Capability building should also include system capabilities. E.g., the top line biscuit Major Britannia has recently tied up with Hewlett-Packard (HP) as its transformation part­ner. Britannia, as a strategy, has decided to use IT to increase productivity and competi­tiveness. Capturing the market dynamics faster and more effectively is one of the main areas of focus for Britannia through this new initiative.

Another area of immediate focus is linking the entire chain across procurement, logistics, and sales and marketing more effectively than at present. Britannia should include KPIs, which will be useful to monitor the outcome of this new initiative.

Generic outcome measures are employee satisfaction, employee retention, employee training, and employee skills.

Advantages of Balanced Scorecard:

BSC as Strategic Management system links an organization’s long-term strategy with its short-term actions through four processes:

i. Translating the vision,

ii. Communication and linking,

iii. Business planning, and

iv. Feedback and learning.

BSC helps managers build a consensus around the organization’s vision and strategy and to translate the vision into operational terms that provide useful guides to action at the local level.

BSC represents a succinct presentation of what the organization is trying to achieve for stakeholders, customers, and staff and facilitates the setting of goals for individuals and departments, which are aligned to the strategy.

BSC enables organizations to integrate their business and financial plans, which can be used as a basis for allocating resources and setting priorities. It creates a framework for managing an organization’s various change programs and initiatives and encourages the establishment of specific milestones for the measures that mark progress towards achiev­ing the strategic goals.

BSC assists a firm to monitor progress from all four perspectives and evaluate strategy in light of performance. It represents an essential strategic feedback system and allows the relationship between performance measures and objectives to be tested and evaluated.

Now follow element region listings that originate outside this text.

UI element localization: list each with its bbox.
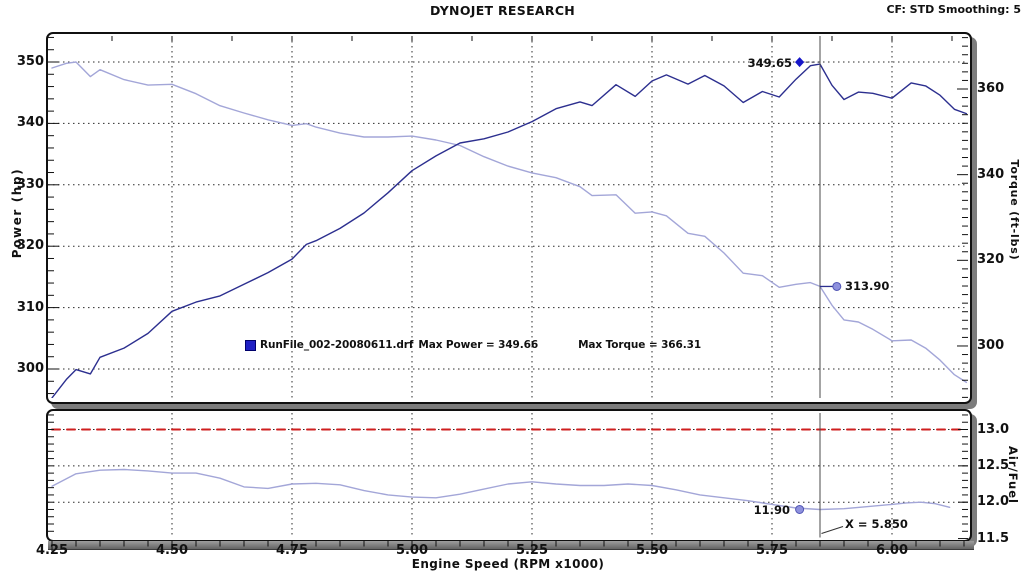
torque-marker-label: 313.90 <box>845 279 890 293</box>
cursor-x-label: X = 5.850 <box>845 517 908 531</box>
airfuel-tick-label: 11.5 <box>977 530 1010 546</box>
rpm-tick-label: 5.50 <box>635 542 669 558</box>
airfuel-tick-label: 12.5 <box>977 457 1010 473</box>
airfuel-marker-label: 11.90 <box>753 502 790 517</box>
cf-smoothing-settings: CF: STD Smoothing: 5 <box>886 3 1021 16</box>
torque-tick-label: 320 <box>977 252 1005 268</box>
airfuel-tick-label: 12.0 <box>977 494 1010 510</box>
torque-tick-label: 300 <box>977 337 1005 353</box>
run-legend[interactable]: RunFile_002-20080611.drf Max Power = 349… <box>245 339 701 351</box>
rpm-tick-label: 5.25 <box>515 542 549 558</box>
air-fuel-plot-area[interactable] <box>46 409 972 542</box>
power-tick-label: 350 <box>16 54 44 69</box>
page-title: DYNOJET RESEARCH <box>429 3 576 18</box>
x-axis-strip <box>48 541 974 550</box>
airfuel-tick-label: 13.0 <box>977 421 1010 437</box>
run-file-name: RunFile_002-20080611.drf <box>260 339 414 351</box>
rpm-tick-label: 5.75 <box>755 542 789 558</box>
torque-axis-title: Torque (ft-lbs) <box>1008 159 1021 261</box>
run-color-swatch-icon <box>245 339 256 351</box>
power-tick-label: 320 <box>16 238 44 254</box>
rpm-tick-label: 4.75 <box>275 542 309 558</box>
rpm-tick-label: 5.00 <box>395 542 429 558</box>
rpm-tick-label: 4.25 <box>35 542 69 558</box>
power-tick-label: 310 <box>16 299 44 315</box>
rpm-tick-label: 4.50 <box>155 542 189 558</box>
airfuel-axis-title: Air/Fuel <box>1006 446 1020 504</box>
power-axis-title: Power (hp) <box>10 167 24 259</box>
x-axis-title: Engine Speed (RPM x1000) <box>411 557 605 571</box>
torque-tick-label: 360 <box>977 81 1005 96</box>
power-tick-label: 330 <box>16 176 44 192</box>
run-max-torque: Max Torque = 366.31 <box>578 339 702 351</box>
torque-tick-label: 340 <box>977 166 1005 182</box>
power-tick-label: 340 <box>16 115 44 131</box>
power-tick-label: 300 <box>16 361 44 376</box>
max-power-marker-label: 349.65 <box>747 55 792 70</box>
rpm-tick-label: 6.00 <box>875 542 909 558</box>
run-max-power: Max Power = 349.66 <box>418 339 539 351</box>
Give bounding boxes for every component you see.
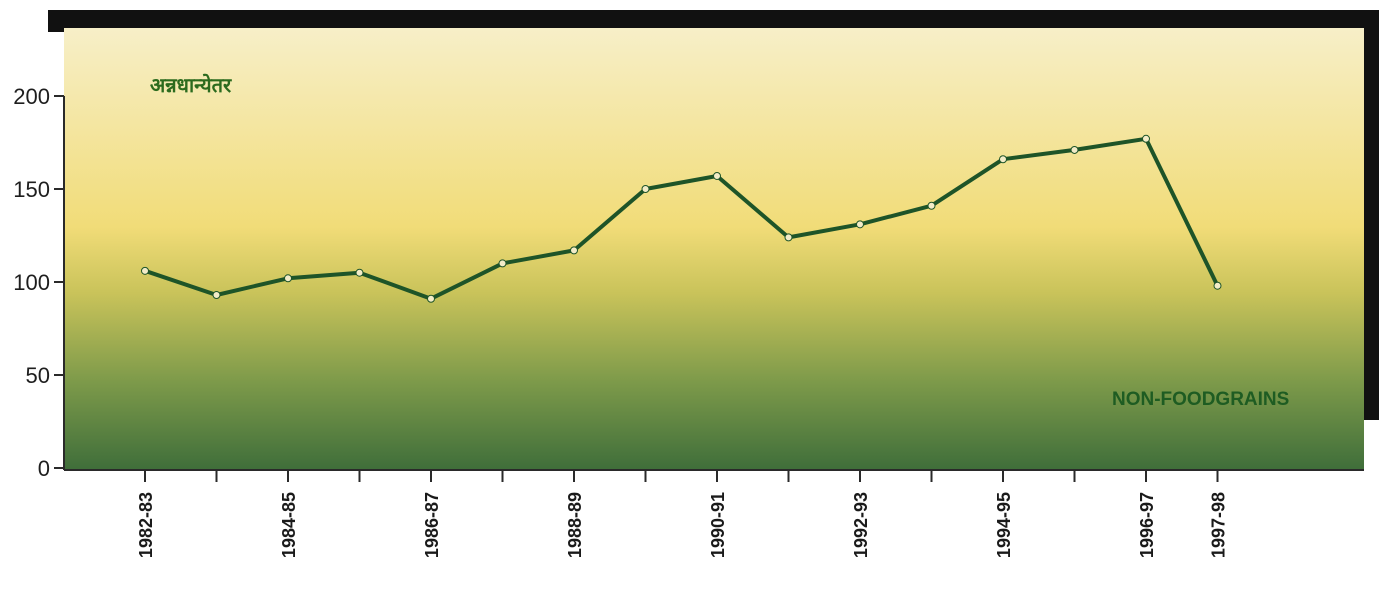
- data-point: [641, 185, 650, 193]
- y-tick-label: 0: [38, 456, 50, 481]
- right-band: [1362, 10, 1379, 420]
- data-point: [1070, 145, 1079, 154]
- series-group: [141, 134, 1222, 303]
- data-point: [784, 233, 793, 242]
- x-tick-label: 1982-83: [136, 492, 156, 558]
- x-tick-label: 1994-95: [994, 492, 1014, 558]
- x-tick-label: 1997-98: [1209, 492, 1229, 558]
- y-tick-label: 50: [26, 363, 50, 388]
- y-tick-label: 100: [13, 270, 50, 295]
- data-point: [212, 291, 221, 300]
- x-tick-label: 1988-89: [565, 492, 585, 558]
- x-tick-label: 1996-97: [1137, 492, 1157, 558]
- data-point: [927, 201, 936, 210]
- series-line: [144, 136, 1220, 301]
- y-tick-label: 150: [13, 177, 50, 202]
- plot-background: [64, 28, 1364, 470]
- data-point: [999, 155, 1007, 164]
- x-axis: 1982-83 1984-85 1986-87 1988-89 1990-91 1992-…: [136, 470, 1229, 558]
- y-axis: 0 50 100 150 200: [13, 84, 64, 481]
- data-point: [141, 266, 149, 275]
- x-tick-label: 1990-91: [708, 492, 728, 558]
- x-tick-label: 1992-93: [851, 492, 871, 558]
- top-band: [48, 10, 1379, 32]
- data-point: [856, 220, 864, 229]
- data-point: [284, 274, 292, 283]
- data-point: [355, 268, 364, 277]
- data-point: [427, 294, 435, 303]
- y-tick-label: 200: [13, 84, 50, 109]
- english-title: NON-FOODGRAINS: [1112, 389, 1289, 410]
- data-point: [1142, 134, 1150, 143]
- data-point: [713, 171, 721, 180]
- data-point: [1213, 281, 1222, 290]
- x-tick-label: 1986-87: [422, 492, 442, 558]
- x-tick-label: 1984-85: [279, 492, 299, 558]
- data-point: [498, 259, 507, 268]
- data-point: [570, 246, 578, 255]
- hindi-title: अन्नधान्येतर: [150, 73, 232, 97]
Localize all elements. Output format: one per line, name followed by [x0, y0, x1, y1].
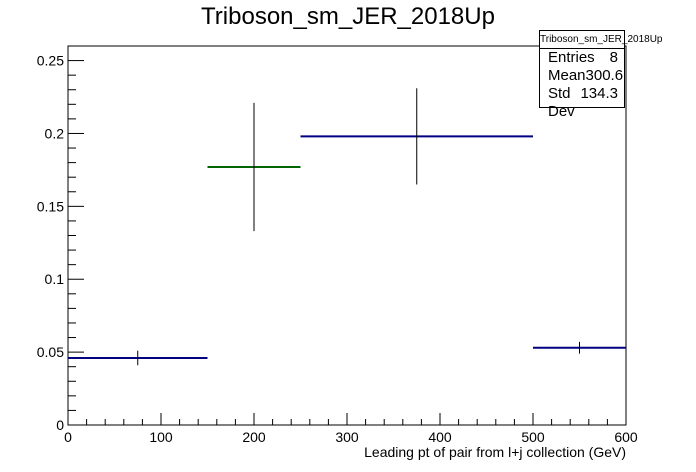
x-tick-label: 300 [335, 429, 359, 445]
stats-row-entries: Entries 8 [540, 49, 624, 67]
y-axis: 0 0.05 0.1 0.15 0.2 0.25 [37, 45, 84, 433]
stats-stddev-value: 134.3 [580, 85, 618, 102]
stats-mean-value: 300.6 [585, 67, 624, 84]
y-tick-label: 0.05 [37, 344, 64, 360]
stats-entries-label: Entries [548, 49, 595, 66]
x-tick-label: 200 [242, 429, 266, 445]
stats-row-mean: Mean 300.6 [540, 67, 624, 85]
y-tick-label: 0 [56, 417, 64, 433]
stats-row-stddev: Std Dev 134.3 [540, 85, 624, 121]
x-axis-label: Leading pt of pair from l+j collection (… [364, 444, 626, 460]
stats-title: Triboson_sm_JER_2018Up [540, 31, 662, 49]
histogram-bins [68, 88, 626, 366]
x-axis: 0 100 200 300 400 500 600 [64, 413, 638, 445]
stats-entries-value: 8 [609, 49, 618, 66]
y-tick-label: 0.25 [37, 53, 64, 69]
x-tick-label: 100 [149, 429, 173, 445]
x-tick-label: 0 [64, 429, 72, 445]
y-tick-label: 0.15 [37, 198, 64, 214]
stats-mean-label: Mean [548, 67, 586, 84]
stats-stddev-label: Std Dev [548, 85, 575, 120]
x-tick-label: 400 [428, 429, 452, 445]
x-tick-label: 500 [521, 429, 545, 445]
stats-box: Triboson_sm_JER_2018Up Entries 8 Mean 30… [539, 30, 662, 120]
chart-title: Triboson_sm_JER_2018Up [201, 3, 495, 30]
y-tick-label: 0.1 [45, 271, 65, 287]
x-tick-label: 600 [614, 429, 638, 445]
y-tick-label: 0.2 [45, 125, 65, 141]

BSC- Summary of Strategic Applications:

(a) It helps to clarify and update strategy.

(b) It communicates strategy throughout the organization.

(c) It helps to align team and individual goals with the strategy.

(d) It links strategic objectives to long-term targets and annual budgets.

(e) It induces identification and alignment of strategic initiatives.

(f) It facilitates periodic performance reviews to learn about and improve strategy.